There will be enough supply to prescribe more Paxlovid

Until now, it has been nearly impossible for many ― even people who were at-risk — to get a prescription for the antiviral. That appears to be shifting, and President Joe Biden announced this week that there’s “ample supply” of the medication.

“We were very restrictive around who we used them in because we wanted to use them in people with the absolute highest risk of severe disease,” Venkatesh said. This meant that there were many people, even those moderately at risk for severe disease, who weren’t given treatment due to supply issues.

But we’re heading to a different place now. Over 630,000 packs of Paxlovid are currently available.

Many doctors are still prescribing these treatments with a scarcity mindset, Venkatesh said, when they need to adopt a more regular-treatment mindset. The recommendations can be readjusted if supply falls short again, he added.
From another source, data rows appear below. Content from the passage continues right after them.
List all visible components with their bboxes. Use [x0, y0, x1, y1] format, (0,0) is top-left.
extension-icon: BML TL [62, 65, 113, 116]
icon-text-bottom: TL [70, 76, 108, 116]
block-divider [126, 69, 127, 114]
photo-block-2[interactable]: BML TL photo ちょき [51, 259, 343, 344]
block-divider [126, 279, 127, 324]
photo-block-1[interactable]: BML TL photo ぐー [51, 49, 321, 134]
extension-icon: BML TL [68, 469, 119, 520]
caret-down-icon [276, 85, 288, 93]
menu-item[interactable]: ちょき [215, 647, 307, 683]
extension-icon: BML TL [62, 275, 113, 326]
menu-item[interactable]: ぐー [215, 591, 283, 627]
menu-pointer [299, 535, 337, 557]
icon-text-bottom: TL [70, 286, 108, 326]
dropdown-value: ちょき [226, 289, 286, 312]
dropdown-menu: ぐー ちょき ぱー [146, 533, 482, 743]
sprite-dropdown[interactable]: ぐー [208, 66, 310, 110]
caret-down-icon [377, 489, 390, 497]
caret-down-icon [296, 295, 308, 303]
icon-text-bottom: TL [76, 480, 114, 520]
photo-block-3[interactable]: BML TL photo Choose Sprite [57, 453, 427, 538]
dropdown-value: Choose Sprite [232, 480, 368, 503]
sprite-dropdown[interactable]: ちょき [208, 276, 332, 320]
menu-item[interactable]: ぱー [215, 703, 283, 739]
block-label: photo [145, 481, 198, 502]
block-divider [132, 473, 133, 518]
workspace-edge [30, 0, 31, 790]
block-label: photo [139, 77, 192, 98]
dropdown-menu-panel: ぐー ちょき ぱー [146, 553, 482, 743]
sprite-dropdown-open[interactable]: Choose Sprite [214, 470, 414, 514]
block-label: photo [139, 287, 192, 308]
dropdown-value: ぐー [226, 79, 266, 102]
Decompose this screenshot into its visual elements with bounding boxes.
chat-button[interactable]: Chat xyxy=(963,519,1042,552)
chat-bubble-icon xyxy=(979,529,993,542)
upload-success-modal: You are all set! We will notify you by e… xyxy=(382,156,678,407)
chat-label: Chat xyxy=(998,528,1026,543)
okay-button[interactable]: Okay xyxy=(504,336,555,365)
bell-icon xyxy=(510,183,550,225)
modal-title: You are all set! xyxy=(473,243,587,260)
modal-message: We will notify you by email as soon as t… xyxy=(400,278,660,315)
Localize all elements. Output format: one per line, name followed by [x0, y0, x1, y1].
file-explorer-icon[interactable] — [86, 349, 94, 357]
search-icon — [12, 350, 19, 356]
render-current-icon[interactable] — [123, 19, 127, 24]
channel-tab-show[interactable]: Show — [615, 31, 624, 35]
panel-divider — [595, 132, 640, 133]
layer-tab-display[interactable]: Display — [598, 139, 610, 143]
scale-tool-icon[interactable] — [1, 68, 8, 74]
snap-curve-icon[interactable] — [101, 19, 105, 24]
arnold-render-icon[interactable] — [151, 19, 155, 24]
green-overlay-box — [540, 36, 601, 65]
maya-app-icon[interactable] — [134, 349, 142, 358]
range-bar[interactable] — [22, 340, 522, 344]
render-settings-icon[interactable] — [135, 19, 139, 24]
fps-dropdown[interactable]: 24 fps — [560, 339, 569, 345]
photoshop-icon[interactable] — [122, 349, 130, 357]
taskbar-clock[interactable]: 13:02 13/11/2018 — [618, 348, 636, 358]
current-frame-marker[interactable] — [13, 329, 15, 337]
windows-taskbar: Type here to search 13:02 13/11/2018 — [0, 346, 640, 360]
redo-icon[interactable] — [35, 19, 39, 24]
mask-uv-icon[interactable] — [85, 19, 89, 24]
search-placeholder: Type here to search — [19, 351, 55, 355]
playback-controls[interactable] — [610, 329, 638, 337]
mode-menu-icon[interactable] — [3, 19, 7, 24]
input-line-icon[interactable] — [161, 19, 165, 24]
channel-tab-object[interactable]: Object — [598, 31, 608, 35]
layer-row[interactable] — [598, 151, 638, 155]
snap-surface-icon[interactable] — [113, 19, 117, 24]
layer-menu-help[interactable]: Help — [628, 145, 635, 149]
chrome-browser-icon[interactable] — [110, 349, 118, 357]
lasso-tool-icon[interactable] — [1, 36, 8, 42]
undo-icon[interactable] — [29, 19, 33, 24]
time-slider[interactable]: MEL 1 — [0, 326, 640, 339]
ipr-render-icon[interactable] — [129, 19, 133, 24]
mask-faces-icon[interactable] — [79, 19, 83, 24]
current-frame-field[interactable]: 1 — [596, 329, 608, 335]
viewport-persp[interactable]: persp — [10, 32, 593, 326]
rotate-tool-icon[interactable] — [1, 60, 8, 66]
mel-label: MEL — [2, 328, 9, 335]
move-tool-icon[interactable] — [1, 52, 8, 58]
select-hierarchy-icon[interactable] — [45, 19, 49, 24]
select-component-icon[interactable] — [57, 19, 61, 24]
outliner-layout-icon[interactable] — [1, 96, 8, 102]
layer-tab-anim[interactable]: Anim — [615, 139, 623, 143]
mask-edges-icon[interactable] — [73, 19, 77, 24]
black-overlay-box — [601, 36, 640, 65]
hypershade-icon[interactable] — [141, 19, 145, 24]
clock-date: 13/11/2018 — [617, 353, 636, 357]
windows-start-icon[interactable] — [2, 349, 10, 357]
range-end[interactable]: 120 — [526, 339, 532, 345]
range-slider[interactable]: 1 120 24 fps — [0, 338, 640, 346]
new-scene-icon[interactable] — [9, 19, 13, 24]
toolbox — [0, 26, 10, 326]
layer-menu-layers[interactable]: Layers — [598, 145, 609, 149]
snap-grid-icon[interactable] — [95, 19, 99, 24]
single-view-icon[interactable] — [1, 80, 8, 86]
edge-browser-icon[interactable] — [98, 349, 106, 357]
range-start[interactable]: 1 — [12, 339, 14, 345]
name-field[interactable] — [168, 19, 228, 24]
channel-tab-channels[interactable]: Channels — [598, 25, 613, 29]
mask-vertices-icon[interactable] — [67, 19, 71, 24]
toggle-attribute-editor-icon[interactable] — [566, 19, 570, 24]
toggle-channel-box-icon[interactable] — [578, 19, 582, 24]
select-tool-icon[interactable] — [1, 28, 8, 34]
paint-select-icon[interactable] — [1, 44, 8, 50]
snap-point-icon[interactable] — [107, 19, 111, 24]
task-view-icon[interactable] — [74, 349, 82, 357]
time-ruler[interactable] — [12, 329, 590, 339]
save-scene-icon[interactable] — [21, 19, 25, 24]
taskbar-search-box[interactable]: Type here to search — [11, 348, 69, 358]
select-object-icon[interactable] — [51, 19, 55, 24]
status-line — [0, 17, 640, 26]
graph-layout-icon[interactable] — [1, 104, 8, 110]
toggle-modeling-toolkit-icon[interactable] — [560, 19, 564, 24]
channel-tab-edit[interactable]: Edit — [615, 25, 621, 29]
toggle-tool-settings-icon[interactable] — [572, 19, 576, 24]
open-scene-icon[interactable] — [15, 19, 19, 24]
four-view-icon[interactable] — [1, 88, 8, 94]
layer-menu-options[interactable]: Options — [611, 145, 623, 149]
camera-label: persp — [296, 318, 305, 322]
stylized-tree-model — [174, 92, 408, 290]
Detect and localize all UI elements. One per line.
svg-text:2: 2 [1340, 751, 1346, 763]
“We should be in a spot — both nationally and in any given state — where anyone who meets criteria can get treated, but we have to rebalance our thinking on it,” Venkatesh said.

Make your decision ASAP

There is currently no definitive guidance on whether asymptomatic people should take Paxlovid. Some physicians believe all at-risk individuals with asymptomatic COVID should start Paxlovid immediately to prevent the disease from becoming severe. Others argue that Paxlovid only makes an impact in people who are already symptomatic.

Doctors do generally agree that many people will be OK without the drug. “Young, healthy, vaccinated and otherwise low-risk individuals who are not symptomatic likely do not need Paxlovid,” Lew said.

Whatever you decide, you’ll want to make that decision fast because Paxlovid works best when taken as close to the start of the infection as possible. Based on data from the clinical trials on Paxlovid and antiviral drugs used for other infectious diseases like influenza, it’s widely believed that antivirals get less effective the longer people wait to start taking them, according to Venkatesh.

If you’re confused about whether you should take Paxlovid, talk to your doctor or consult a local urgent care facility (which can be done virtually). Keep in mind that Paxlovid does interact with a handful of other medications including statins, protease inhibitors, certain immunosuppressants and antipsychotics that are typically taken for the exact conditions that put people at risk for COVID in the first place. For those who are at risk but can’t take Paxlovid due to other medications, alternative treatments are out there.

And remember: Paxlovid is not 100% effective — some people will take the full five-day course, feel better, then test positive again and require a different treatment.

“Recommendations can be very different depending on your age, medical conditions, what other medications you are taking, and if you know where and when you were exposed,” Lew said.

Experts are still learning about COVID-19. The information in this story is what was known or available as of publication, but guidance can change as scientists discover more about the virus. Please check the Centers for Disease Control and Prevention for the most updated recommendations.